Arbeitsbedingungen bei den Herstellern sollen künftig beim Einkauf von IT-Hardware und IT-Dienstleistungen durch die öffentliche Hand eine noch größere Rolle spielen. Der Hightech-Verband BITKOM und das Beschaffungsamt des Bundesministeriums des Innern (BeschA) haben sich dazu auf eine Erweiterung der vor einem Jahr beschlossenen Mustererklärung zu sozial nachhaltigen Arbeitsbedingungen verständigt, die heute in Bonn vorgestellt wurde.

„Das Beschaffungsamt ist sich seiner Verantwortung bewusst, beim Einkauf nicht nur ökologische und ökonomische, sondern auch soziale Aspekte – wo immer möglich – zu berücksichtigen“, sagt Dr.

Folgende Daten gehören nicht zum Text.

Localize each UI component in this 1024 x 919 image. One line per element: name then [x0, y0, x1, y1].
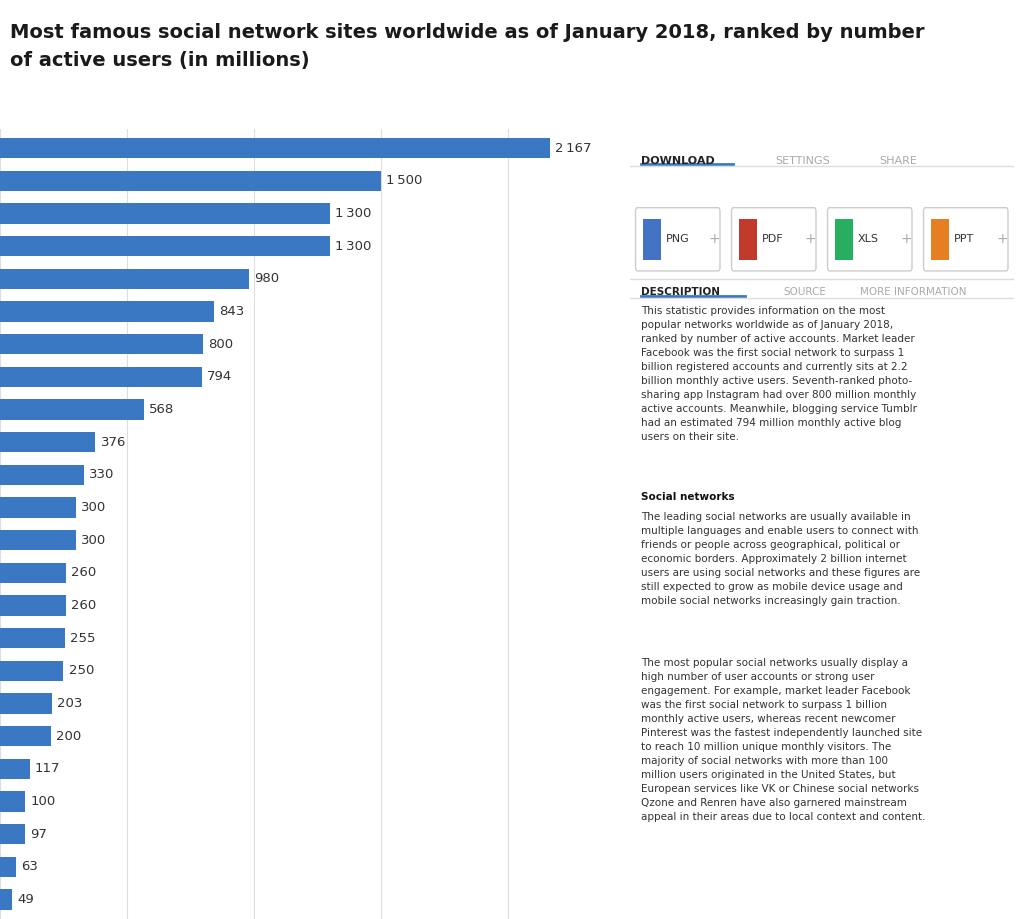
Text: 117: 117: [35, 762, 60, 776]
Text: 100: 100: [31, 795, 55, 808]
Text: 794: 794: [207, 370, 231, 383]
Text: DOWNLOAD: DOWNLOAD: [641, 156, 715, 166]
Bar: [0, 791, 26, 811]
Text: 260: 260: [71, 599, 96, 612]
Bar: [0, 400, 144, 420]
Bar: [0, 562, 66, 583]
Bar: [0, 596, 66, 616]
FancyBboxPatch shape: [739, 219, 757, 260]
Text: +: +: [900, 233, 912, 246]
Text: Social networks: Social networks: [641, 493, 735, 502]
Text: 255: 255: [70, 631, 95, 644]
Text: 203: 203: [56, 697, 82, 710]
Bar: [0, 301, 214, 322]
Text: 63: 63: [22, 860, 38, 873]
Bar: [0, 661, 63, 681]
Text: 1 500: 1 500: [386, 175, 422, 187]
Text: of active users (in millions): of active users (in millions): [10, 51, 310, 70]
Bar: [0, 367, 202, 387]
Text: 300: 300: [81, 534, 106, 547]
Text: 200: 200: [56, 730, 81, 743]
Bar: [0, 628, 65, 648]
Bar: [0, 693, 51, 713]
Bar: [0, 857, 16, 877]
FancyBboxPatch shape: [924, 208, 1008, 271]
Bar: [0, 171, 381, 191]
Text: 568: 568: [150, 403, 174, 416]
Bar: [0, 432, 95, 452]
Text: MORE INFORMATION: MORE INFORMATION: [860, 287, 967, 297]
Text: 330: 330: [89, 469, 115, 482]
Text: +: +: [709, 233, 720, 246]
Bar: [0, 530, 76, 550]
Text: 260: 260: [71, 566, 96, 579]
Text: 97: 97: [30, 828, 46, 841]
Text: The leading social networks are usually available in
multiple languages and enab: The leading social networks are usually …: [641, 512, 921, 606]
Text: SOURCE: SOURCE: [783, 287, 826, 297]
FancyBboxPatch shape: [835, 219, 853, 260]
FancyBboxPatch shape: [931, 219, 949, 260]
Text: XLS: XLS: [857, 234, 879, 244]
FancyBboxPatch shape: [643, 219, 660, 260]
Bar: [0, 726, 51, 746]
Text: 980: 980: [254, 272, 279, 286]
Bar: [0, 890, 12, 910]
Bar: [0, 236, 330, 256]
FancyBboxPatch shape: [636, 208, 720, 271]
Text: 2 167: 2 167: [555, 142, 592, 154]
Text: 376: 376: [100, 436, 126, 448]
Bar: [0, 335, 203, 355]
Text: 800: 800: [208, 337, 233, 351]
FancyBboxPatch shape: [827, 208, 912, 271]
Bar: [0, 497, 76, 517]
Bar: [0, 824, 25, 845]
Bar: [0, 268, 249, 289]
Text: 250: 250: [69, 664, 94, 677]
Bar: [0, 138, 550, 158]
FancyBboxPatch shape: [731, 208, 816, 271]
Text: +: +: [996, 233, 1008, 246]
Text: PNG: PNG: [666, 234, 689, 244]
Bar: [0, 465, 84, 485]
Bar: [0, 203, 330, 223]
Text: 1 300: 1 300: [335, 240, 372, 253]
Text: SETTINGS: SETTINGS: [776, 156, 830, 166]
Text: The most popular social networks usually display a
high number of user accounts : The most popular social networks usually…: [641, 658, 926, 823]
Text: DESCRIPTION: DESCRIPTION: [641, 287, 720, 297]
Bar: [0, 759, 30, 779]
Text: 49: 49: [17, 893, 34, 906]
Text: Most famous social network sites worldwide as of January 2018, ranked by number: Most famous social network sites worldwi…: [10, 23, 925, 42]
Text: +: +: [805, 233, 816, 246]
Text: PDF: PDF: [762, 234, 783, 244]
Text: SHARE: SHARE: [880, 156, 918, 166]
Text: PPT: PPT: [953, 234, 974, 244]
Text: 843: 843: [219, 305, 245, 318]
Text: This statistic provides information on the most
popular networks worldwide as of: This statistic provides information on t…: [641, 306, 918, 442]
Text: 1 300: 1 300: [335, 207, 372, 220]
Text: 300: 300: [81, 501, 106, 514]
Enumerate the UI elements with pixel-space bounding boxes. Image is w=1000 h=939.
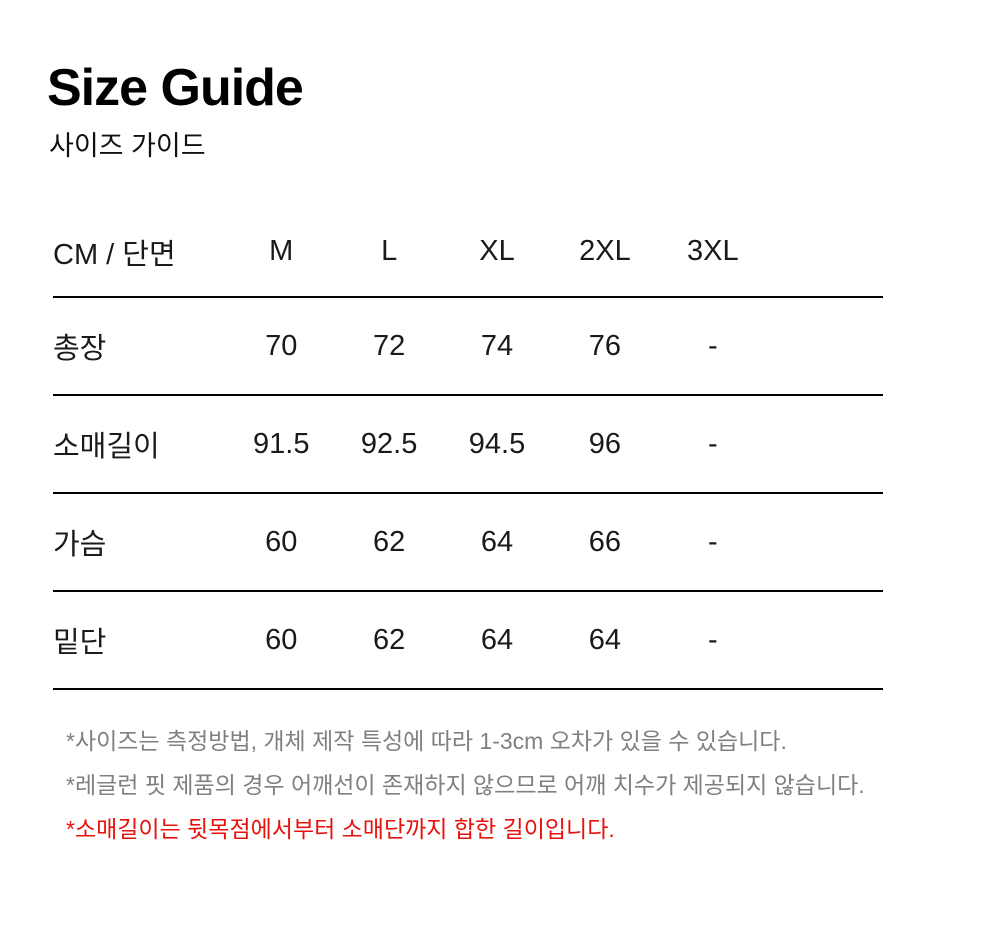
table-cell: 76 xyxy=(550,297,659,397)
row-label: 총장 xyxy=(53,297,228,397)
size-table: CM / 단면 M L XL 2XL 3XL 총장 70 72 74 76 - … xyxy=(53,207,883,691)
table-cell: 94.5 xyxy=(443,395,551,495)
column-header-l: L xyxy=(335,207,444,299)
table-row-hem: 밑단 60 62 64 64 - xyxy=(53,591,883,691)
table-cell-filler xyxy=(766,297,883,397)
table-cell: 74 xyxy=(443,297,551,397)
table-cell: - xyxy=(658,395,767,495)
table-cell-filler xyxy=(766,591,883,691)
row-label: 소매길이 xyxy=(53,395,228,495)
table-cell: - xyxy=(658,297,767,397)
table-cell: - xyxy=(658,591,767,691)
table-cell: 64 xyxy=(443,493,551,593)
table-header-row: CM / 단면 M L XL 2XL 3XL xyxy=(53,207,883,299)
page-title: Size Guide xyxy=(47,59,304,117)
table-cell: 66 xyxy=(550,493,659,593)
column-header-unit: CM / 단면 xyxy=(53,207,228,299)
table-cell: 64 xyxy=(443,591,551,691)
note-sleeve-measure: *소매길이는 뒷목점에서부터 소매단까지 합한 길이입니다. xyxy=(66,816,615,843)
table-cell: 91.5 xyxy=(227,395,336,495)
note-size-tolerance: *사이즈는 측정방법, 개체 제작 특성에 따라 1-3cm 오차가 있을 수 … xyxy=(66,728,787,755)
column-header-m: M xyxy=(227,207,336,299)
table-cell: 62 xyxy=(335,493,444,593)
table-cell: 62 xyxy=(335,591,444,691)
table-cell-filler xyxy=(766,395,883,495)
table-cell: 96 xyxy=(550,395,659,495)
column-header-filler xyxy=(766,207,883,299)
table-row-total-length: 총장 70 72 74 76 - xyxy=(53,297,883,397)
table-row-chest: 가슴 60 62 64 66 - xyxy=(53,493,883,593)
table-cell: 64 xyxy=(550,591,659,691)
footnotes: *사이즈는 측정방법, 개체 제작 특성에 따라 1-3cm 오차가 있을 수 … xyxy=(66,726,1000,844)
table-cell-filler xyxy=(766,493,883,593)
page-subtitle: 사이즈 가이드 xyxy=(49,131,206,161)
row-label: 밑단 xyxy=(53,591,228,691)
row-label: 가슴 xyxy=(53,493,228,593)
table-cell: 70 xyxy=(227,297,336,397)
note-raglan-fit: *레글런 핏 제품의 경우 어깨선이 존재하지 않으므로 어깨 치수가 제공되지… xyxy=(66,772,865,799)
column-header-2xl: 2XL xyxy=(550,207,659,299)
table-cell: 72 xyxy=(335,297,444,397)
table-cell: 60 xyxy=(227,493,336,593)
table-cell: 92.5 xyxy=(335,395,444,495)
column-header-xl: XL xyxy=(443,207,551,299)
table-row-sleeve-length: 소매길이 91.5 92.5 94.5 96 - xyxy=(53,395,883,495)
table-cell: 60 xyxy=(227,591,336,691)
table-cell: - xyxy=(658,493,767,593)
column-header-3xl: 3XL xyxy=(658,207,767,299)
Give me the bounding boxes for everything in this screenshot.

Birgit Settekorn, Direktorin des BeschA. „Wir unterstützen den Staat beim sozial nachhaltigen Einkauf. Die Herausforderungen liegen insbesondere in der komplexen Lieferkette. Es greifen unterschiedlichste Kulturen, Wirtschafts- und Rechtsräume ineinander“, sagt Dr. Joachim Bühler, Mitglied der BITKOM- Geschäftsleitung.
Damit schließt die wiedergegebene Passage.